The plan with this legal action is to explore the strength of a Judicial Review using the new Covid19 infra guidance as a hook (due to tight timescale regs) and show the government has consulted and consulted so they know what the issues are and strong support for no pavement parking, but not actually taken the reasonable steps needed. It's one of those things where it might not be a magic bullet but we're hoping we can force the government's hand and actually make them make it easier to enforce obstructions and then require authorities/police to actually DO that.

There's also concern that the new Covid19 infrastructure is going to worsen issues. In practice the closed off roads for pedestrians aren't working, people are reluctant to walk in blocked off roads and disabled people can't often get onto the temporary infra due to inaccessible design and infrastructure.

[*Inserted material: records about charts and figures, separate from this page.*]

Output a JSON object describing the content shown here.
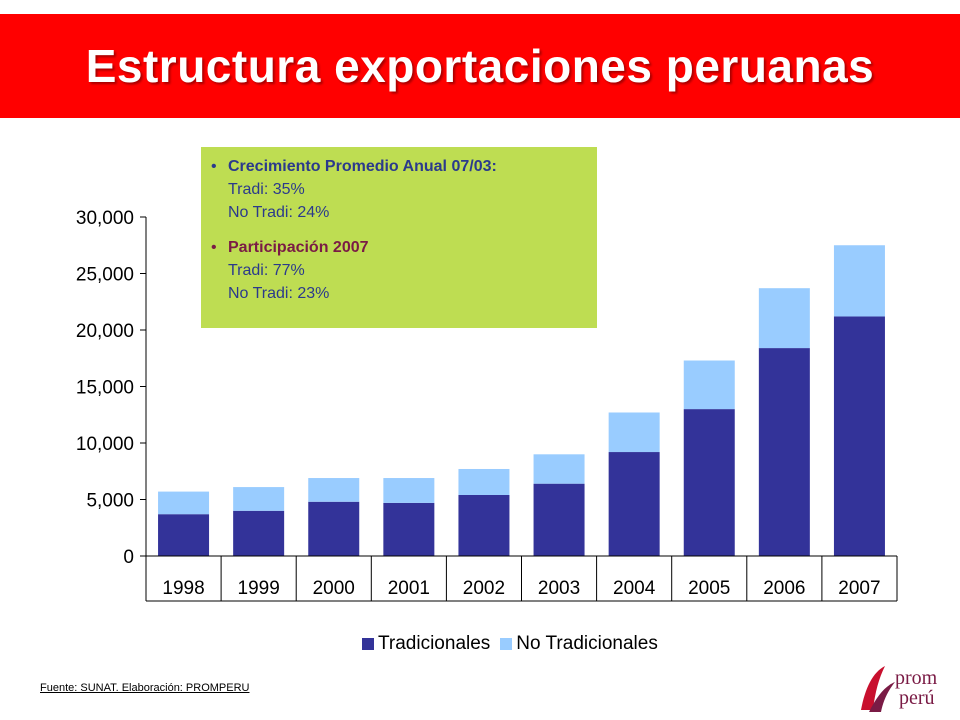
{
  "title": "Estructura exportaciones peruanas",
  "callout": {
    "growth_head": "Crecimiento Promedio Anual 07/03:",
    "growth_trad": "Tradi: 35%",
    "growth_notrad": "No Tradi: 24%",
    "share_head": "Participación 2007",
    "share_trad": "Tradi: 77%",
    "share_notrad": "No Tradi: 23%"
  },
  "source": "Fuente: SUNAT.  Elaboración: PROMPERU",
  "logo": {
    "line1": "prom",
    "line2": "perú"
  },
  "colors": {
    "banner": "#ff0000",
    "callout": "#bedd52",
    "tradicionales": "#333399",
    "no_tradicionales": "#99ccff"
  },
  "chart_data": {
    "type": "bar",
    "stacked": true,
    "categories": [
      "1998",
      "1999",
      "2000",
      "2001",
      "2002",
      "2003",
      "2004",
      "2005",
      "2006",
      "2007"
    ],
    "series": [
      {
        "name": "Tradicionales",
        "values": [
          3700,
          4000,
          4800,
          4700,
          5400,
          6400,
          9200,
          13000,
          18400,
          21200
        ]
      },
      {
        "name": "No Tradicionales",
        "values": [
          2000,
          2100,
          2100,
          2200,
          2300,
          2600,
          3500,
          4300,
          5300,
          6300
        ]
      }
    ],
    "ylim": [
      0,
      30000
    ],
    "yticks": [
      0,
      5000,
      10000,
      15000,
      20000,
      25000,
      30000
    ],
    "ytick_labels": [
      "0",
      "5,000",
      "10,000",
      "15,000",
      "20,000",
      "25,000",
      "30,000"
    ],
    "grid": false,
    "legend_position": "bottom"
  }
}
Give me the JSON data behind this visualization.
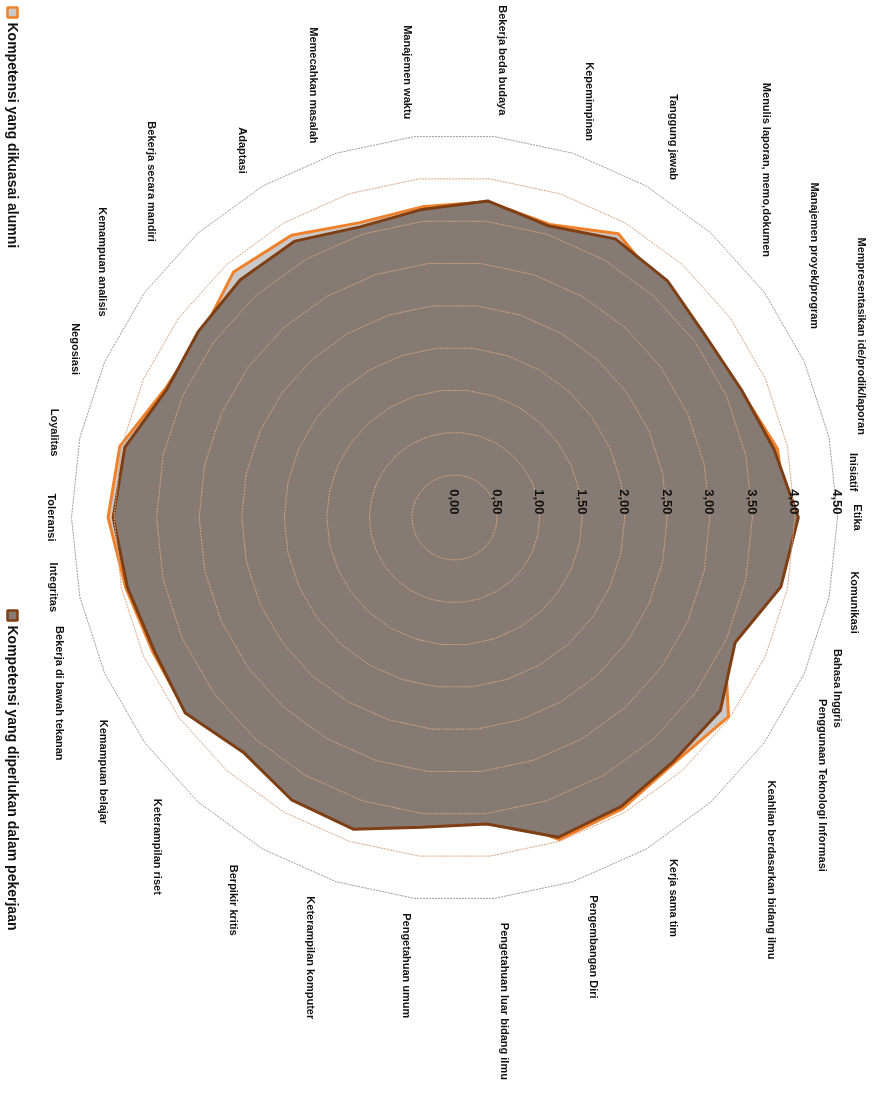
{
  "chart_data": {
    "type": "radar",
    "categories": [
      "Etika",
      "Komunikasi",
      "Bahasa Inggris",
      "Penggunaan Teknologi Informasi",
      "Keahlian berdasarkan bidang ilmu",
      "Kerja sama tim",
      "Pengembangan Diri",
      "Pengetahuan luar bidang ilmu",
      "Pengetahuan umum",
      "Keterampilan komputer",
      "Berpikir kritis",
      "Keterampilan riset",
      "Kemampuan belajar",
      "Bekerja di bawah tekanan",
      "Integritas",
      "Toleransi",
      "Loyalitas",
      "Negosiasi",
      "Kemampuan analisis",
      "Bekerja secara mandiri",
      "Adaptasi",
      "Memecahkan masalah",
      "Manajemen waktu",
      "Bekerja beda budaya",
      "Kepemimpinan",
      "Tanggung jawab",
      "Menulis laporan, memo,dokumen",
      "Manajemen proyek/program",
      "Mempresentasikan ide/prodik/laporan",
      "Inisiatif"
    ],
    "series": [
      {
        "name": "Kompetensi yang dikuasai alumni",
        "color": "#f0802a",
        "values": [
          3.9,
          3.89,
          3.47,
          3.98,
          3.87,
          3.95,
          3.98,
          3.47,
          3.46,
          3.78,
          3.73,
          3.52,
          3.9,
          3.88,
          3.95,
          4.07,
          4.02,
          3.72,
          3.67,
          3.88,
          3.83,
          3.64,
          3.67,
          3.73,
          3.62,
          3.85,
          3.64,
          3.58,
          3.68,
          3.88
        ]
      },
      {
        "name": "Kompetensi yang diperlukan dalam pekerjaan",
        "color": "#7f3f14",
        "values": [
          4.04,
          3.92,
          3.61,
          3.86,
          3.85,
          3.92,
          3.95,
          3.62,
          3.66,
          3.85,
          3.83,
          3.71,
          3.91,
          3.86,
          3.93,
          4.01,
          3.96,
          3.7,
          3.72,
          3.76,
          3.75,
          3.59,
          3.64,
          3.74,
          3.6,
          3.78,
          3.74,
          3.64,
          3.69,
          3.84
        ]
      }
    ],
    "ylim": [
      0,
      4.5
    ],
    "yticks": [
      {
        "value": 0,
        "label": "0,00"
      },
      {
        "value": 0.5,
        "label": "0,50"
      },
      {
        "value": 1,
        "label": "1,00"
      },
      {
        "value": 1.5,
        "label": "1,50"
      },
      {
        "value": 2,
        "label": "2,00"
      },
      {
        "value": 2.5,
        "label": "2,50"
      },
      {
        "value": 3,
        "label": "3,00"
      },
      {
        "value": 3.5,
        "label": "3,50"
      },
      {
        "value": 4,
        "label": "4,00"
      },
      {
        "value": 4.5,
        "label": "4,50"
      }
    ],
    "legend": "left",
    "marker": "none",
    "line_style": "solid"
  }
}
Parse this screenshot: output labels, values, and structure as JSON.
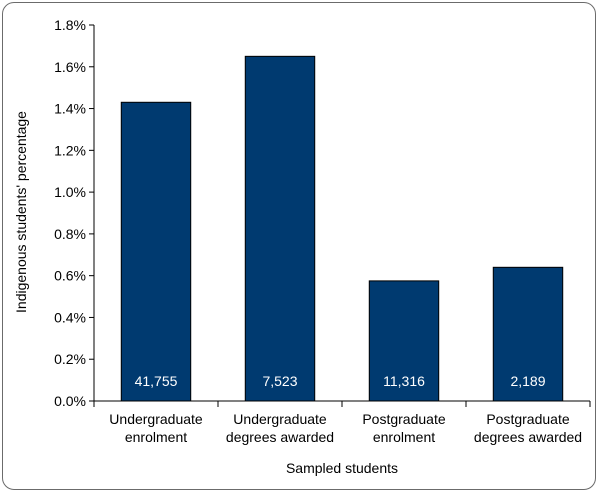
{
  "chart_data": {
    "type": "bar",
    "categories": [
      [
        "Undergraduate",
        "enrolment"
      ],
      [
        "Undergraduate",
        "degrees awarded"
      ],
      [
        "Postgraduate",
        "enrolment"
      ],
      [
        "Postgraduate",
        "degrees awarded"
      ]
    ],
    "values": [
      1.43,
      1.65,
      0.575,
      0.64
    ],
    "data_labels": [
      "41,755",
      "7,523",
      "11,316",
      "2,189"
    ],
    "xlabel": "Sampled students",
    "ylabel": "Indigenous students' percentage",
    "ylim": [
      0,
      1.8
    ],
    "y_ticks": [
      0,
      0.2,
      0.4,
      0.6,
      0.8,
      1.0,
      1.2,
      1.4,
      1.6,
      1.8
    ],
    "y_tick_labels": [
      "0.0%",
      "0.2%",
      "0.4%",
      "0.6%",
      "0.8%",
      "1.0%",
      "1.2%",
      "1.4%",
      "1.6%",
      "1.8%"
    ],
    "grid": false,
    "legend": "none",
    "bar_color": "#003A70"
  }
}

One of the other issues is the government is about to worsen things further by allowing drink and food serving places to apply for rights to use more pavements than before. Government haven't done more than say "Equality Act still applies mmkay" rather than being more specific about what accessibility in the temporary/new infra should look like.

I realise that's kinda woolly, sadly that is the law, it's all about strengths of argument and getting government to consider people properly. Disabled people want clear enforcement, a way to do it and for it to actually happen.

I hope that's reasonably clear, let me know if you still have more questions.


Can I just point out that parking on the pavement is specifically banned in London, under the Greater London (General Purposes) Act 1974, unless there is a TRO permitting it?  I.e. the complete opposite to the position elsewhere in the country.

We have real problems locally as the district council will not pass the requisite TROs as the police won't enforce the existing parking restrictions anyway.  We've asked to have parking enforcement passed to the local authorities but the police are refusing to hand it over and the local Police & Crime Commissioner is backing them.

I have recently had success with enforcement action against a local garage, which parks cars for sale on the pavement.  But I've only been able to do that because there is a specific offence in relation to businesses offering vehicles for sale on the highway.
Quote from: clarion
I completely agree with Reg.

Green Party Councillor

barakta

  • Bastard lovechild of Yomiko Readman and Johnny 5
Re: Pavement Obstructions - challenging the government
« Reply #24 on: 06 August, 2020, 09:10:45 pm »
Yes, I should have been clearer that London has the pavement parking ban we'd like to see more widespreadly.

Londoners still have issues with other street obstructions and occasional parking nonsense, but the parking is much less overall.